Und noch ein paar gute Vorsätze

Der erste Januar ist ein Tag, den ich nicht besonders mag. Meistens werde ich erst wach, wenn es draußen schon wieder dämmert, ich komme schwer in den Tag, muss schlimmstenfalls darüber nachdenken, ob ich wohl irgendwas Peinliches gesagt oder gemacht habe … nein, es ist kein Tag für gute Vorsätze – nicht einmal für den, nie wieder zu viel zu trinken, denn mal ehrlich, sich mit einem Kater vorzunehmen, nie wieder Alkohol zu trinken, ist albern. Im besten Fall reicht meine Energie am ersten Januar noch dafür, ein oder zwei Wünsche an das Universum abzusenden. Etwas wie: Ich will für den Roman, den ich gerade schreibe einen Verlag finden. Oder: Ich wünsche mir ein Stipendium, damit ich für kurze Zeit legitimiert schreiben darf. Jedenfalls so Sachen, die ich mir nicht vornehmen kann, weil sie nicht in meiner Macht stehen. Aber Vorsätze, also etwas, wofür ich selbst aktiv werden muss – nein, am ersten Januar hat so was keine Chance bei mir.
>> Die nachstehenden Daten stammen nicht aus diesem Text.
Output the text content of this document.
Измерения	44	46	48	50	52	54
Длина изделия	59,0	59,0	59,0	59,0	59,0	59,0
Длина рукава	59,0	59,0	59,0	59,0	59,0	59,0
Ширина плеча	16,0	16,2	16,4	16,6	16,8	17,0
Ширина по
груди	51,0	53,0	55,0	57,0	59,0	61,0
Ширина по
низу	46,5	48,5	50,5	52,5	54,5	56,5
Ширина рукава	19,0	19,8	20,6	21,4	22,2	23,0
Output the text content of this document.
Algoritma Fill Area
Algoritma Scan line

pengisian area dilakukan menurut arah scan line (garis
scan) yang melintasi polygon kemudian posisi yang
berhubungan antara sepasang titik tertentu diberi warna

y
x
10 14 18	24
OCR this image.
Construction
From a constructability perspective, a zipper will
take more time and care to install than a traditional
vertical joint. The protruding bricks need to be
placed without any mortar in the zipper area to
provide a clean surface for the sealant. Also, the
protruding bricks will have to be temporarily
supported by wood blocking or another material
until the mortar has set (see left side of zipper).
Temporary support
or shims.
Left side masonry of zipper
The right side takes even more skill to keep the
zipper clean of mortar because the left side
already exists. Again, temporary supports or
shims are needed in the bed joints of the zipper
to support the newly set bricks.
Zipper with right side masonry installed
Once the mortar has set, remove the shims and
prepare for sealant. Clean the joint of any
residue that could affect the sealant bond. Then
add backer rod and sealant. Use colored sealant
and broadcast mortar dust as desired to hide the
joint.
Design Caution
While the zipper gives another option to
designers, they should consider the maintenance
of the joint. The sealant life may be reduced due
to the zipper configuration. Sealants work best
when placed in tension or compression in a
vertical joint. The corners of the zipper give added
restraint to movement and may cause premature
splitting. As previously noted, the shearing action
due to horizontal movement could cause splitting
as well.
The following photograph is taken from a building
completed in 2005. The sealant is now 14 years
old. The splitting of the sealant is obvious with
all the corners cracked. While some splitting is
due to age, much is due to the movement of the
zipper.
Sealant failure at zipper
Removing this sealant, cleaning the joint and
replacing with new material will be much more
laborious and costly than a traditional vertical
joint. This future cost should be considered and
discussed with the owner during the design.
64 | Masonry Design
Nicht dass Sie mich falsch verstehen – sonst bin ich nicht so. Ich nehme mir gern etwas vor. Bloß eben zu anderen Zeiten. So beschloss ich im Mai 2002 mit dem Rauchen aufzuhören – und habe seither nur noch unangezündete Zigaretten angefasst. Seit März 2004 treibe ich regelmäßig Sport, damals noch im Fitness-Studio; inzwischen jogge ich lieber durch den Park. Im Sommer 2010 beschloss ich, das Schreiben nun endlich etwas ernsthafter zu betreiben. Folgerichtig will ich in diesem Sommer meinen ersten Roman fertigstellen. Aber das habe ich mir schon im letzten Oktober vorgenommen. Und eines Tages werde ich Proust „Auf der Suche nach der verlorenen Zeit“ im Original lesen. Wahrscheinlich werde ich dann mindestens achtzig sein, denn ich kann mir kaum vorstellen, dass meine Geduld dafür vorher ausreicht. Mein Französisch wahrscheinlich nicht einmal dann, aber es kann ja nicht schaden, längerfristig zu denken. Die wirklich großen Vorsätze halten sich einfach nicht an den Jahresrhythmus.
Ansonsten halte ich mich eher an die Ratschläge der Psychologen, die sagen: Nimm Dir kleine Schritte vor. Beginne heute das siebte Kapitel. Schreibe es im Laufe der Woche zu Ende. Beginne dann in der nächsten Woche das nächste Kapitel. Oder ich nehme mir vor, beim nächsten Treffen mit meinen französischen Freunden Französisch zu sprechen, denn sonst wird das mit Proust nie was.
Keine Ahnung, ob diese Strategie besser ist – wahrscheinlich ist es damit wie im richtigen Leben: Man muss einfach anfangen. Und dann weitermachen. Am ersten Januar ebenso wie am Zwanzigsten.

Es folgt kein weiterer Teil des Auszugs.